Even in the loss, there was a significant win for Sean Manaea and the Mets.
The veteran southpaw, who had missed the first three-and-a-half months of the 2025 season due to a strained oblique, an elbow injury, and the complicated rehab that followed, made his season debut on Sunday in New York’s first-half finale in Kansas City against the Royals.
“It feels really good to be back and to be healthy,” Manaea said
Piggybacking off starter Clay Holmes, who went five innings, Manaea went 3.1 innings, struck out seven, and allowed five hits with no walks. He was clean into the ninth, which included a stretch of five straight strikeouts between the sixth and seventh innings, but allowed the game-winning, walk-off single to Nick Loftin in the Mets’ 3-2 loss.
“Typical Sean Manaea,” Mets manager Carlos Mendoza said when assessing his return. “Fastball playing at the top of the zone and getting swings and misses. The sweeper was really good. We saw that the whole year [last season], and it was good to see it again today.”
His return provides an insurmountable boost to a rotation that had been hanging on by a thread in recent weeks.

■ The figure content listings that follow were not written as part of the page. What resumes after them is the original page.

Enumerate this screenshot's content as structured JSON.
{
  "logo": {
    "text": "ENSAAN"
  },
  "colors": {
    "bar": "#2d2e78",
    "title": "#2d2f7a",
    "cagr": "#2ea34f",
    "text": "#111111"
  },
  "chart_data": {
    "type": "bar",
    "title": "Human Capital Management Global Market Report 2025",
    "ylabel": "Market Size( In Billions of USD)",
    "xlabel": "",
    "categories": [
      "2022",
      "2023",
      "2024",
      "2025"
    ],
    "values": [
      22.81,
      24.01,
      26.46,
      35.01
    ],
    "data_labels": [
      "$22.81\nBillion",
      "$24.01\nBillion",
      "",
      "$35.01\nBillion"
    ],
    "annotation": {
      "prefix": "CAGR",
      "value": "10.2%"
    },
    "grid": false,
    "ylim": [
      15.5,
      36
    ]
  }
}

The Mets had gone considerable stretches without ace Kodai Senga, who returned on Friday after missing a month with a calf strain. Tylor Megill and Paul Blackburn are also on the shelf, while Griffin Canning was lost for the season when he ruptured his Achilles.
Frankie Montas had also missed the first two-plus months of the season with a lat issue before making his Mets debut last month.
Now, for the first time since a limited postseason run last year, New York has its top two starters in Senga and Manaea for the second half of the season, in which they are entrenched in a battle for first-place in the National League East with the Philadelphia Phillies.
Manaea was one of the Mets’ MVPs last season, particularly in their second-half playoff push. In his first year in Queens, he pitched a career-high 181.2 innings and went 12-6 with a 3.47 ERA and 184 strikeouts.